Tuesday, June 30, 2009

Later

LATER

1

at their grave site
I no longer bring my parents
my need of them

over time
the self settles
and is not lost

in nearby fields
mares shimmer
with special light
in the presence of their foals

where larks tumble
singing over them
my parents are at peace

whatever of theirs
I resemble
is now indivisibly mine

2

those who mean to keep
death a secret from us
know nothing about the powerful
cleansing loneliness
of the cemetery

rows of former minds
outside time
lying listening
to birdsong ritually dispersed
among roadsides and districts
larks over graves
and starlings feeding between them
a blackbird’s living sheen
like polished granite

some who die young
are loved so much
remembered with such pain
their families bring offerings for years
toys photographs gifts
for the sun to dull
to the pallor of faded plastic flowers
in front of the abject stone

3

the fault is not
in failing to love
but failing to see
how others love you

the stone man
toughing it out
unweeping at the funeral
fears for his own vulnerability

we are weak
we die
we don’t and can’t
keep promises

Tony Beyer

My concept of a cemetery is conditioned by my upbringing.
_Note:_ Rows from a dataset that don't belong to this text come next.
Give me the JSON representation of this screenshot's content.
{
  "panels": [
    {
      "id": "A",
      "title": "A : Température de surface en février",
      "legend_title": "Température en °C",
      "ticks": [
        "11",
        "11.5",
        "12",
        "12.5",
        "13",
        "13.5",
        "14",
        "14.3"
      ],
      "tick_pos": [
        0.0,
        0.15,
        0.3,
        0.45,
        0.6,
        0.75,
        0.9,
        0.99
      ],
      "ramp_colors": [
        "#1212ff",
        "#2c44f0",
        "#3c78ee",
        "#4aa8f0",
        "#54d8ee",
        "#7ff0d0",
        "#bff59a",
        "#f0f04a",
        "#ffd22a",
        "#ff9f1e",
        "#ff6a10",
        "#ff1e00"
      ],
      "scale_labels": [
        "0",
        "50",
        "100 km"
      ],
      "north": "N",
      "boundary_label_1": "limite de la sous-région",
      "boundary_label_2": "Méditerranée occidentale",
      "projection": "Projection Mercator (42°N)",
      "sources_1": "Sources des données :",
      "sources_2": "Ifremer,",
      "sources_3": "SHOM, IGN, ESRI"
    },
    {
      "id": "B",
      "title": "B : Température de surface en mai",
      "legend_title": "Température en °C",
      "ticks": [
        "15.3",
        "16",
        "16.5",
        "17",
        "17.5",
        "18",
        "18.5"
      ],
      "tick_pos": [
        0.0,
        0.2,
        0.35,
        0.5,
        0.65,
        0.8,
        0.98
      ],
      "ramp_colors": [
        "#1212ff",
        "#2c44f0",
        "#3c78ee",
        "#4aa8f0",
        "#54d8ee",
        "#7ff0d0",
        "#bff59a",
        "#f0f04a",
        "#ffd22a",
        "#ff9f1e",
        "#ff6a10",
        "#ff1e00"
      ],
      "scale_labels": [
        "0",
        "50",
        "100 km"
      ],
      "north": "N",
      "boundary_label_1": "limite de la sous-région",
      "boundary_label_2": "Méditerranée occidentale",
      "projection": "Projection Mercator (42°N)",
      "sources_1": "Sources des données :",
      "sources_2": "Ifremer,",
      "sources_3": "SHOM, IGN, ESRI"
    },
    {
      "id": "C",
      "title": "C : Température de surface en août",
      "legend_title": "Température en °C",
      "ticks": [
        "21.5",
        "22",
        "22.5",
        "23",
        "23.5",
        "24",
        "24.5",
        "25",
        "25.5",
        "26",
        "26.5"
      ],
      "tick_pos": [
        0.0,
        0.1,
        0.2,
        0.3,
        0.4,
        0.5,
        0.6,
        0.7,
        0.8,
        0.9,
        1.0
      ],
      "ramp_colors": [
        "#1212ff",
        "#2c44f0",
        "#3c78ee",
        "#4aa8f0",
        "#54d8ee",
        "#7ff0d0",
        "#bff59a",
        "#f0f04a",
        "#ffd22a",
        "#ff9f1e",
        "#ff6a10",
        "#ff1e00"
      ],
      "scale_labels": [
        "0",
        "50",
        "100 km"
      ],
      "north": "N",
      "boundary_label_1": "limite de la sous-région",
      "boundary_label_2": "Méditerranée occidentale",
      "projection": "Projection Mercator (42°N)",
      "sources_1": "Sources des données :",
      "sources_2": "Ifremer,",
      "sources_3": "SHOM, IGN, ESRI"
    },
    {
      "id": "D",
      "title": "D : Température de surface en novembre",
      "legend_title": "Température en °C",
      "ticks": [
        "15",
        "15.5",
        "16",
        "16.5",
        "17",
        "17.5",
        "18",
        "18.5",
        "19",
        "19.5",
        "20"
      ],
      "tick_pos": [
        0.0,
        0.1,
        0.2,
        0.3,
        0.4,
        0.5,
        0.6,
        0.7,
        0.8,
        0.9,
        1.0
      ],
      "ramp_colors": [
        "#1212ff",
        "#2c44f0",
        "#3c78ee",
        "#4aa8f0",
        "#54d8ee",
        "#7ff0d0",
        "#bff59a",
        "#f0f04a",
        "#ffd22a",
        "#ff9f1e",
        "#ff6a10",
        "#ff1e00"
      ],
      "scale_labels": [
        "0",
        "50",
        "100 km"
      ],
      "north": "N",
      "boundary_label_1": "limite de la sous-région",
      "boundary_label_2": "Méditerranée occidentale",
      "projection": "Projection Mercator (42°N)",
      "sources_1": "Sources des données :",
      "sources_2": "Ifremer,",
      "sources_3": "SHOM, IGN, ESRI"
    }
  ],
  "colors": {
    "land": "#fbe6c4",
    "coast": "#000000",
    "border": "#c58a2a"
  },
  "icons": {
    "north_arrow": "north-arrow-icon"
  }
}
Little River cemetery is beside the small wooden Anglican church on a knoll where the two main valleys converge. My father is buried there, all four grandparents, numerous uncles and aunts, other relatives while most of the graves are of people I knew or have heard about. It’s a peaceful spot, surrounded by trees, grazing sheep and cattle. High sentinel hills look down. Rod Donald, Green co-leader lies there.

The last time I visited was to take my mother then 92 years old. That morning the Columbia space shuttle disintegrated re-entering the earth’s atmosphere, a spectacular and public death for its crew. I helped Mum teeter along the gravestones thinking those age-old thoughts about the enormity of death, and the sudden stoppage of a particular combination of soul in flesh and bone.

A few years later Beyer’s selected poems came out. When I read this poem memories of that visit flooded back. He superbly described such a scene - though a different location - and that medley of elusive musings I’d chased that day. So often we think our thoughts are fresh and original. It is with surprise we learn that others have similar thoughts and articulate them better.